Un climat de peur semble envahir inexorablement le royaume de France. Le monarque et ses ministres se servent allègrement de ce climat en même temps qu’il le suscite sournoisement. D’où vient la peur montante, à quelles sources s’alimente-t-elle ?

Un tri est indispensable entre causes objectives et causes subjectives du phénomène. S’agissant de ces dernières il est difficile de nier que la production d’un environnement social anxiogène ne peut qu’être que propice à l’exacerbation de la peur. Parmi les facteurs anxiogènes, la dérive sécuritaire que représente l’accentuation du rôle répressif du couple police/justice ces dernières années en France est pour le moins déterminante.

Les raisons d’avoir peur sont multiples. Les individus ne sont pas affectés au même degré par l’anxiété que peut provoquer un évènement donné. Avant de craindre pour sa vie ou celle de ses proches il existe de nombreuses raisons de craindre que demain soit pire qu’aujourd’hui. Ainsi, cela fait près de quatre décennies que l’insécurité sociale progresse dans notre pays, comme chez nos voisins européens du reste. L’emploi et les revenus sont de plus en plus souvent précaires, le taux de chômage réel de la population n’a jamais été aussi élevé, le nombre de nos concitoyens vivant sous le seuil de pauvreté augmente chaque année. Alors, comment rester serein lorsque l’on est déjà concerné par la précarité ou que l’on est menacé d’y tomber prochainement. La dégradation de la qualité des « services publics », la panne de l’ascenseur social que l’École a pu constituer pour d’anciennes générations, l’insuffisante prise en charge des plus démunis par le système de protection sociale, tout cela n’arrange évidemment rien. Et l’anxiété est cousine de la résignation. Demain sera forcément plus sombre : par exemple, personne ne croit vraiment que la loi « travail » va améliorer le sort de la plupart des salariés. Les attentats perpétrés en France par les « fous d’Allah » ont donc bon dos en ce sens qu’ils interviennent au sein d’une société en proie au doute quant à la quiétude nécessaire à son épanouissement.

Ils offrent cependant l’occasion de mettre en place le cadre de contention d’une société toujours susceptible de ne plus accepter la soumission au néolibéralisme économique que l’on attend d’elle.

Les plus précaires des précaires sont les premiers visés par le durcissement de la gestion sécuritaire de la question sociale.

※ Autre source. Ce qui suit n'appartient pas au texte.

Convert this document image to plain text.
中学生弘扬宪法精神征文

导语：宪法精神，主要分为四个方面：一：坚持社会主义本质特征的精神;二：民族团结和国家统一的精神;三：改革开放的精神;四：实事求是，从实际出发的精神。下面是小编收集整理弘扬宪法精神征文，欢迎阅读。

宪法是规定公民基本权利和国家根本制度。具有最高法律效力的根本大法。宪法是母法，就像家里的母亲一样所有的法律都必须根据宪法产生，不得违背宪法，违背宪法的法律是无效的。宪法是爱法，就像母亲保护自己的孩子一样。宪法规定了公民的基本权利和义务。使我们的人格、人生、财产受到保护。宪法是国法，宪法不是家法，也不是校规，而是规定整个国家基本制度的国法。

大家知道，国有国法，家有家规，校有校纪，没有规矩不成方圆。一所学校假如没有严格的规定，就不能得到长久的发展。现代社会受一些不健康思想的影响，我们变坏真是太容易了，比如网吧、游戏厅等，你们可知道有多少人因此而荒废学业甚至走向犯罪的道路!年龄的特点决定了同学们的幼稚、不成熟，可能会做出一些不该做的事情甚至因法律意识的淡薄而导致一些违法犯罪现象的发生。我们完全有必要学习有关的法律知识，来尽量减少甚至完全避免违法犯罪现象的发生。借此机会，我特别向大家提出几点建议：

Ainsi, l’on constate depuis quelques semaines un usage croissant et quotidien de la violence verbale et physique de la police à l’égard des migrants. Le 22 juillet, le démantèlement du dernier camp qui s’était formé aux abords du métro Jaurès (!) dans le 19è arrondissement de Paris a donné lieu à des charges policières aveugles à coup de gaz lacrymogènes. Dans la nuit du dimanche 31 juillet, les forces de l’ordre n’ont pas hésité à charger brutalement et à matraquer indistinctement ces déshérités, dont une vingtaine de femmes et d’enfants, pour les empêcher d’installer un nouveau campement.

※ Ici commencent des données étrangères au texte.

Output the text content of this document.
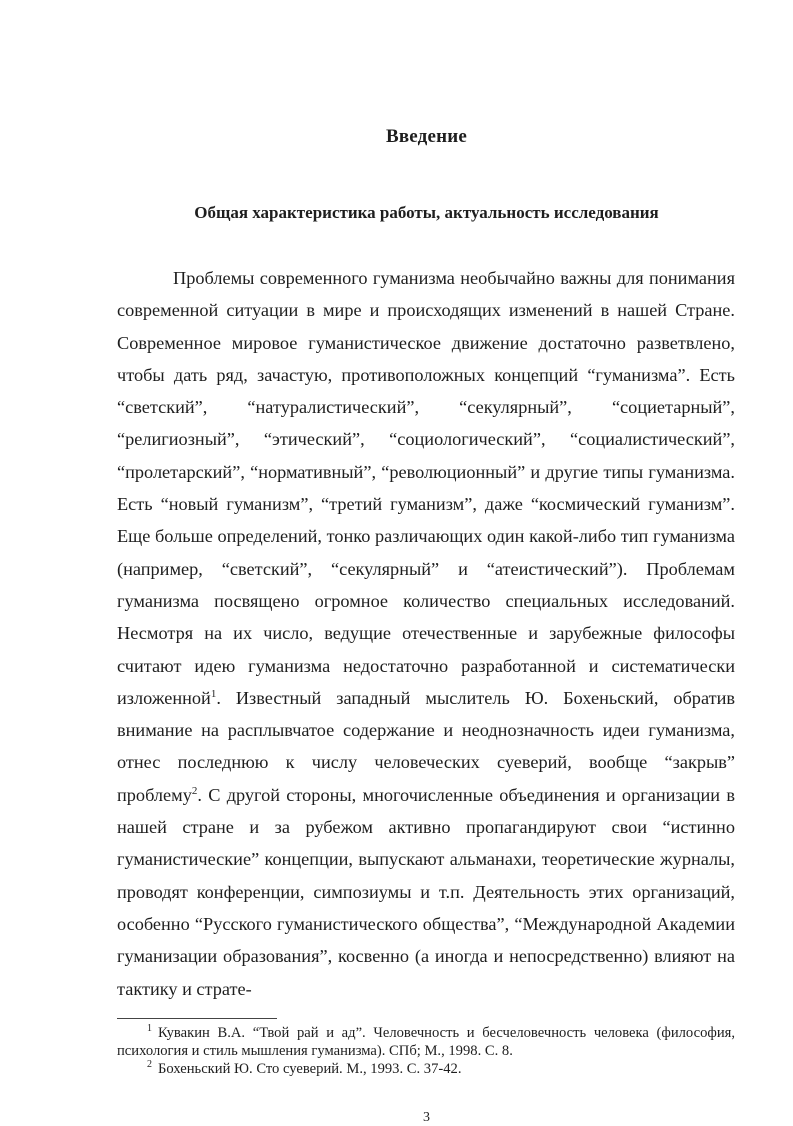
Введение
Общая характеристика работы, актуальность исследования

Проблемы современного гуманизма необычайно важны для понимания современной ситуации в мире и происходящих изменений в нашей Стране. Современное мировое гуманистическое движение достаточно разветвлено, чтобы дать ряд, зачастую, противоположных концепций “гуманизма”. Есть “светский”, “натуралистический”, “секулярный”, “социетарный”, “религиозный”, “этический”, “социологический”, “социалистический”, “пролетарский”, “нормативный”, “революционный” и другие типы гуманизма. Есть “новый гуманизм”, “третий гуманизм”, даже “космический гуманизм”. Еще больше определений, тонко различающих один какой-либо тип гуманизма (например, “светский”, “секулярный” и “атеистический”). Проблемам гуманизма посвящено огромное количество специальных исследований. Несмотря на их число, ведущие отечественные и зарубежные философы считают идею гуманизма недостаточно разработанной и систематически изложенной$^1$. Известный западный мыслитель Ю. Бохеньский, обратив внимание на расплывчатое содержание и неоднозначность идеи гуманизма, отнес последнюю к числу человеческих суеверий, вообще “закрыв” проблему$^2$. С другой стороны, многочисленные объединения и организации в нашей стране и за рубежом активно пропагандируют свои “истинно гуманистические” концепции, выпускают альманахи, теоретические журналы, проводят конференции, симпозиумы и т.п. Деятельность этих организаций, особенно “Русского гуманистического общества”, “Международной Академии гуманизации образования”, косвенно (а иногда и непосредственно) влияют на тактику и страте-

$^1$ Кувакин В.А. “Твой рай и ад”. Человечность и бесчеловечность человека (философия, психология и стиль мышления гуманизма). СПб; М., 1998. С. 8.

$^2$ Бохеньский Ю. Сто суеверий. М., 1993. С. 37-42.

3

La brutalité policière semble devenue la réponse commune à diverses franges de la société. Elle existe depuis longtemps désormais dans les quartiers populaires où la police contrôle, harcèle, frappe et tue sans ne jamais être inquiétée. On ne compte plus les personnes arrêtées mortes par «asphyxie» – comme Ali Ziri, Lamine Dieng, Wissam El Yamni ou Adama Traoré le 19 juillet dernier à Beaumont-sur-Oise. Les manifestants des « mouvements sociaux » en font également largement les frais lorsqu’ils se heurtent à des policiers qui frappent, gazent, matraquent, blessent et mutilent. Les exemples font florès : opposants à la loi El Khomri, zadistes de Notre-Dame- des Landes, contre-manifestants lors de la COP 21 à Paris en novembre 2015, mort de Rémi Fraisse à Sivens en octobre 2014, éborgnés au flash-ball ici ou là. Les conflits du travail sont eux aussi l’occasion désormais d’une répression inédite : condamnation à des peines de prison ferme pour neuf salariés de Goodyear l’an dernier, validation en août dernier par Myriam El Khomri, Ministre du Travail, de la procédure de licenciement frappant Vincent Martinez, délégué CGT d’Air France (affaire dite de « la chemise ») Alors même que l’Inspection du travail avait refusé ce licenciement.

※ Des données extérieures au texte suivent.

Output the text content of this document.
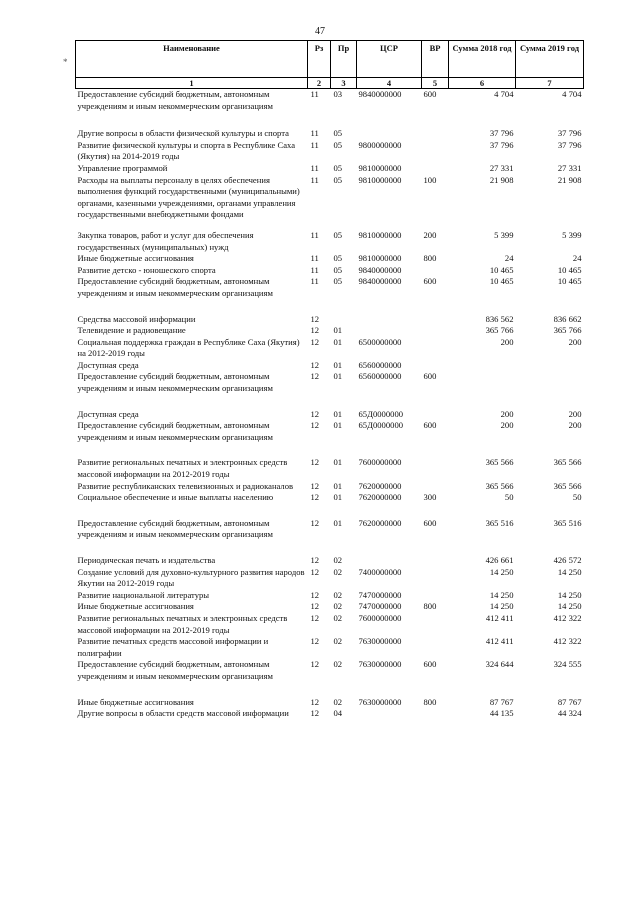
47
*
Наименование	Рз	Пр	ЦСР	ВР	Сумма 2018 год	Сумма 2019 год
1	2	3	4	5	6	7
Предоставление субсидий бюджетным, автономным учреждениям и иным некоммерческим организациям	11	03	9840000000	600	4 704	4 704
Другие вопросы в области физической культуры и спорта	11	05			37 796	37 796
Развитие физической культуры и спорта в Республике Саха (Якутия) на 2014-2019 годы	11	05	9800000000		37 796	37 796
Управление программой	11	05	9810000000		27 331	27 331
Расходы на выплаты персоналу в целях обеспечения выполнения функций государственными (муниципальными) органами, казенными учреждениями, органами управления государственными внебюджетными фондами	11	05	9810000000	100	21 908	21 908
Закупка товаров, работ и услуг для обеспечения государственных (муниципальных) нужд	11	05	9810000000	200	5 399	5 399
Иные бюджетные ассигнования	11	05	9810000000	800	24	24
Развитие детско - юношеского спорта	11	05	9840000000		10 465	10 465
Предоставление субсидий бюджетным, автономным учреждениям и иным некоммерческим организациям	11	05	9840000000	600	10 465	10 465
Средства массовой информации	12				836 562	836 662
Телевидение и радиовещание	12	01			365 766	365 766
Социальная поддержка граждан в Республике Саха (Якутия) на 2012-2019 годы	12	01	6500000000		200	200
Доступная среда	12	01	6560000000			
Предоставление субсидий бюджетным, автономным учреждениям и иным некоммерческим организациям	12	01	6560000000	600		
Доступная среда	12	01	65Д0000000		200	200
Предоставление субсидий бюджетным, автономным учреждениям и иным некоммерческим организациям	12	01	65Д0000000	600	200	200
Развитие региональных печатных и электронных средств массовой информации на 2012-2019 годы	12	01	7600000000		365 566	365 566
Развитие республиканских телевизионных и радиоканалов	12	01	7620000000		365 566	365 566
Социальное обеспечение и иные выплаты населению	12	01	7620000000	300	50	50
Предоставление субсидий бюджетным, автономным учреждениям и иным некоммерческим организациям	12	01	7620000000	600	365 516	365 516
Периодическая печать и издательства	12	02			426 661	426 572
Создание условий для духовно-культурного развития народов Якутии на 2012-2019 годы	12	02	7400000000		14 250	14 250
Развитие национальной литературы	12	02	7470000000		14 250	14 250
Иные бюджетные ассигнования	12	02	7470000000	800	14 250	14 250
Развитие региональных печатных и электронных средств массовой информации на 2012-2019 годы	12	02	7600000000		412 411	412 322
Развитие печатных средств массовой информации и полиграфии	12	02	7630000000		412 411	412 322
Предоставление субсидий бюджетным, автономным учреждениям и иным некоммерческим организациям	12	02	7630000000	600	324 644	324 555
Иные бюджетные ассигнования	12	02	7630000000	800	87 767	87 767
Другие вопросы в области средств массовой информации	12	04			44 135	44 324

Ce « maintien de l’ordre » plus que musclé sonne comme autant d’avertissements lancés à l’adresse de tout citoyen à qui pourrait venir l’envie de s’opposer aux criantes injustices du temps, à l’arbitraire honteux frappant les plus faibles, aux délirants projets d’infrastructures destructeurs de l’environnement, aux reculs sociaux contenus par des lois adoptées sans vote parlementaire. Dans le même temps, le climat de tension devenu quasi permanent ne peut que favoriser le développement de l’anxiété déjà présente chez nombre de nos congénères. Enfin – et surtout - la peur n’épargne pas les « gouvernants ». Face aux attentats « islamiques » leur manque de sérénité est patent. Ils agissent dans la seule urgence, loin de la réflexion et de l’apaisement des esprits que réclame la survenue de l’inédite barbarie. Cet affolement révèle un fait : l’impuissance du Gouvernement à soulager quelque peu la crise économique et sociale n’a d’égal que la puissance sans cesse renforcée des arsenaux policier et judiciaire. Une compensation dramatique à laquelle la Droite et le Front National surenchérissent forcément. Incontestablement, le manque de sérénité des gouvernants et la surenchère de leurs opposants sont communicatifs et aggravent ainsi la dérive anxiogène de notre société. À la fin du mois de juillet dernier nos autorités – de plus en plus autoritaires à mesure qu’elles font de moins en moins autorité – ont décidé qu’à compter de la prochaine rentrée des exercices de simulation d’attaques « terroristes » auront lieu chaque trimestre dans tous les établissements scolaires. Quels seront les effets de ces simulacres sur la psychologie des enfants et des adolescents qu’il conviendrait plutôt de maintenir dans une certaine insouciance dont leur épanouissement a besoin. Là encore il faut montrer que l’on agit. Peu importe que l’action pour l’action reste impuissante si la communication de l’action redresse la popularité de ses auteurs.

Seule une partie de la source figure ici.